Community Mental Health is still a vague concept yet to be realised in the majority of Australian towns. And the most common use of the key word in that phrase is in the ‘Community Treatment Orders’ dished out by Mental Health Review Tribunal hearings in hospital wards, to reinforce Compliance and Control. This is said to be to ensure that patients are ‘safe from Being a Risk to themselves or others.’
But it is really a convenient and immediate way to exercise power over vulnerable people.
And the real power agenda is exercised by the ‘professions’ of the clinical medical system, who fight to claim the bulk of all funding to expand their empire, while starving Community Mental Health and Wellbeing programs.
Then, what does trickle down to the local level is atomised care through the National Disability Insurance Scheme. A well intentioned initiative that is yet to be made fit for purpose. All of which misses the point of funding programs for local communities to create places of Welcome and Support for people who are Different and Diverse.

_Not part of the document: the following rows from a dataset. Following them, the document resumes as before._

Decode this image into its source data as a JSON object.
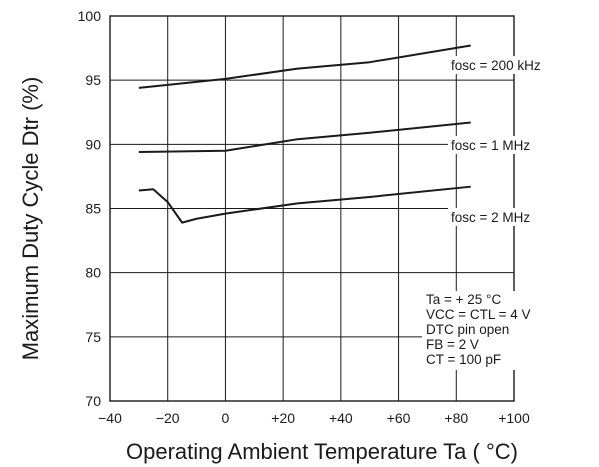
{
  "chart_data": {
    "type": "line",
    "title": "",
    "xlabel": "Operating Ambient Temperature Ta ( °C)",
    "ylabel": "Maximum Duty Cycle Dtr (%)",
    "xlim": [
      -40,
      100
    ],
    "ylim": [
      70,
      100
    ],
    "x_ticks": [
      -40,
      -20,
      0,
      20,
      40,
      60,
      80,
      100
    ],
    "x_tick_labels": [
      "−40",
      "−20",
      "0",
      "+20",
      "+40",
      "+60",
      "+80",
      "+100"
    ],
    "y_ticks": [
      70,
      75,
      80,
      85,
      90,
      95,
      100
    ],
    "y_tick_labels": [
      "70",
      "75",
      "80",
      "85",
      "90",
      "95",
      "100"
    ],
    "grid": true,
    "series": [
      {
        "name": "fosc = 200 kHz",
        "x": [
          -30,
          0,
          25,
          50,
          85
        ],
        "y": [
          94.4,
          95.1,
          95.9,
          96.4,
          97.7
        ]
      },
      {
        "name": "fosc = 1 MHz",
        "x": [
          -30,
          0,
          25,
          50,
          85
        ],
        "y": [
          89.4,
          89.5,
          90.4,
          90.9,
          91.7
        ]
      },
      {
        "name": "fosc = 2 MHz",
        "x": [
          -30,
          -25,
          -20,
          -15,
          -10,
          0,
          25,
          50,
          85
        ],
        "y": [
          86.4,
          86.5,
          85.5,
          83.9,
          84.2,
          84.6,
          85.4,
          85.9,
          86.7
        ]
      }
    ],
    "annotations": [
      "Ta = + 25 °C",
      "VCC = CTL = 4 V",
      "DTC pin open",
      "FB = 2 V",
      "CT = 100 pF"
    ]
  }
}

What is chronically missing is a community-wide engagement with acknowledgment that all of us are vulnerable and affected by mental distress at times, and so we need to Share the Care. Not keep deferring to so-called experts, while they turn their backs on what is happening to the people that have been labelled by their expertise, sentencing them to a life of being ‘othered,’ stigmatised and generally shunned.
It’s a problem that the philosopher Arthur Schopenhauer described long ago:
“You may accumulate a vast amount of knowledge but it will be of far less value to you than a much smaller amount if you have not thought it over for yourself; because only through ordering what you know by comparing every truth with every other truth can you take complete possession of your knowledge and get it into your power.” (Schopenhauer, Essays and Aphorisms (Hat tip to Nat Eliason).
Physical and Pharmacological Restraint are the two dominant choices in exercising power in Australian mental health practice. Clinicians defer to the ‘body is a machine’ mentality that sees us as a set of electrochemical reactions occurring in a container of skin and bones. There is no time given to Relational Listening and Learning from each person’s experience.
Such an approach was promoted worldwide by Ron Coleman and the UK’s Hearing Voices movement decades ago. His heroic efforts were trying to break out of Stigma City and start accepting Difference and Diversity in Consciousness as a natural part of the human condition. Sadly, very few Australian ‘authorities’ embraced this Listening to Lived Experience approach. Their ‘expert knowledge’ didn’t leave space for other perspectives.
Nor has Australian ‘medical science’ ever taken the time to learn from our First People how best ‘to be’ (and heal) in this land. By following the sort of natural approach to engaging the Spirit of Place that Dr Miriam Rose Ungunmerr Baumann has taught us. Practising ‘Dadirri – Sit, Wait and Listen to the spirit in country.’
As we await the next phase of ‘Reforms’ that the Federal Government will be aiming to roll out, in response to the plethora of recent Royal Commissions exposing our failures right across ‘the Care Economy,’ we can only pray that the experts learn to Listen more to Lived Experience.
And invest in Whole Community Mental Health and Wellbeing, run by the community, not by privatised, competing rivals in a market economy.